Which brings us to Worstall's commentary. Whereas his introductory article is emphatic that an FTT would increase volatility, his actual report is more measured: it quotes this from a report by the Institute of Development Studies at the University of Sussex:
The balance of evidence suggests that there is a positive relationship between transaction costs and volatility, although the size of this effect varies across different studies. Whether a Tobin Tax would affect volatility in the same way as underlying market transaction costs is not clear.and concludes that "this suggests that a transaction tax would increase, not decrease volatility." But the quotation seems to have been carefully selected to suit Worstall's position. The discussion on volatility is much longer and more nuanced. Ideally you should read the whole thing, but I'll offer a flavour of it by quoting the whole of the paragraph Worstall quotes from:
Nonetheless, the overall conclusion from the empirical evidence is more one sided than the theoretical work. The balance of evidence suggests that there is a positive relationship between transaction costs and volatility, although the size of this effect varies across different studies. Whether a Tobin Tax would affect volatility in the same way as underlying market transaction costs is not clear. The Swedish experience of imposing a tax on equity transactions may have increased volatility, but the size of the tax was large; there is no evidence that UK Stamp Duty had any effect on volatility, although it clearly affected returns on equity.My summary is that the theoretical work tends to support the case that an FTT can reduce short-term volatility. The empirical work suggests the opposite, but does not of course rule out the possibility that a carefully designed FTT could work as suggested by the theory.
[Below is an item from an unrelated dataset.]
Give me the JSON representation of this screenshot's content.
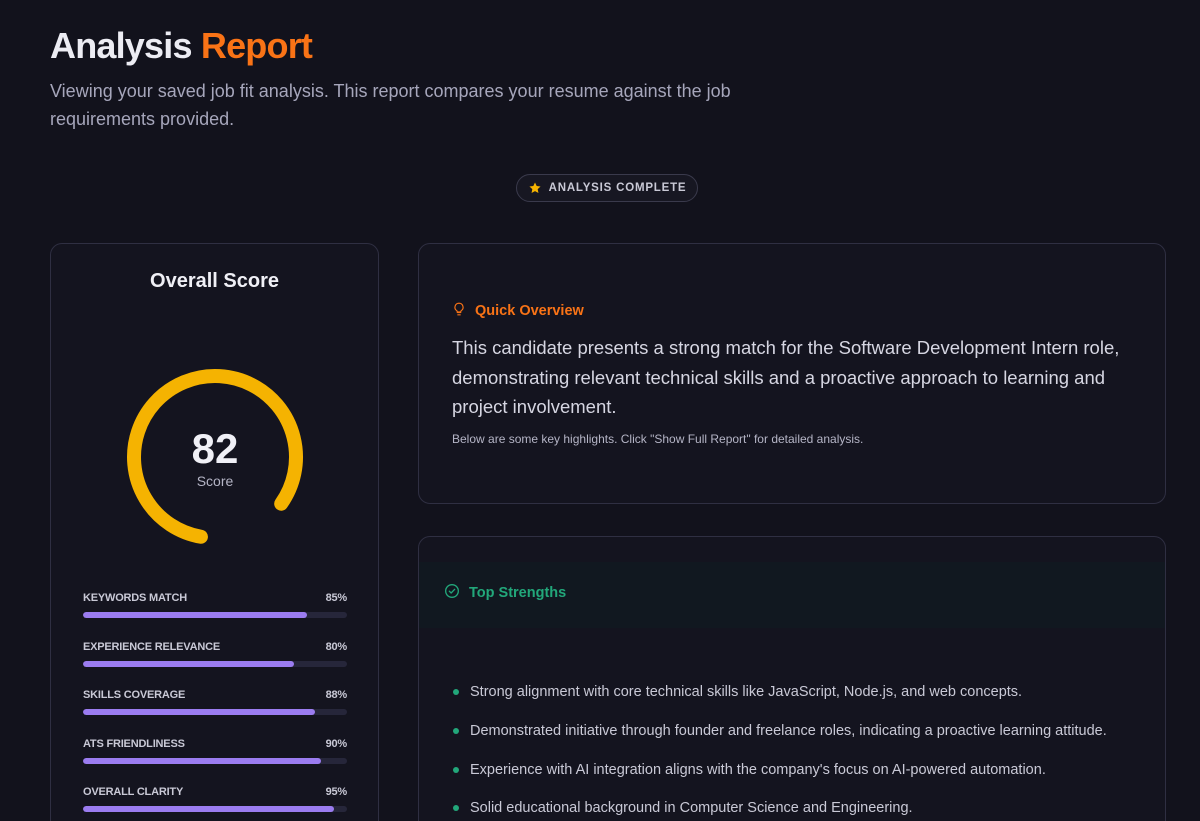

But none of this matters very much because short-term volatility doesn't matter very much.
Importantly for my argument about jumps, the report notes that:
Unfortunately, to our knowledge, there are no papers which look at the impact of FTTs on the probability of a crash or adjustment taking place...We see this as a major gap in the literature.To answer my original question, both Murphy and Worstall are wrong. Murphy is completely wrong, except perhaps under some definition of volatility known only to himself. Worstall is wrong in stating a definite answer to the question not supported by the evidence he cites. The true answer is that we should not expect any great effect on short-term volatility, but that any small effect is somewhat more likely to be up than down. And that there is no way of knowing whether they would be a useful reduction in the risk of the occasional large moves that we really care about when we worry about volatility.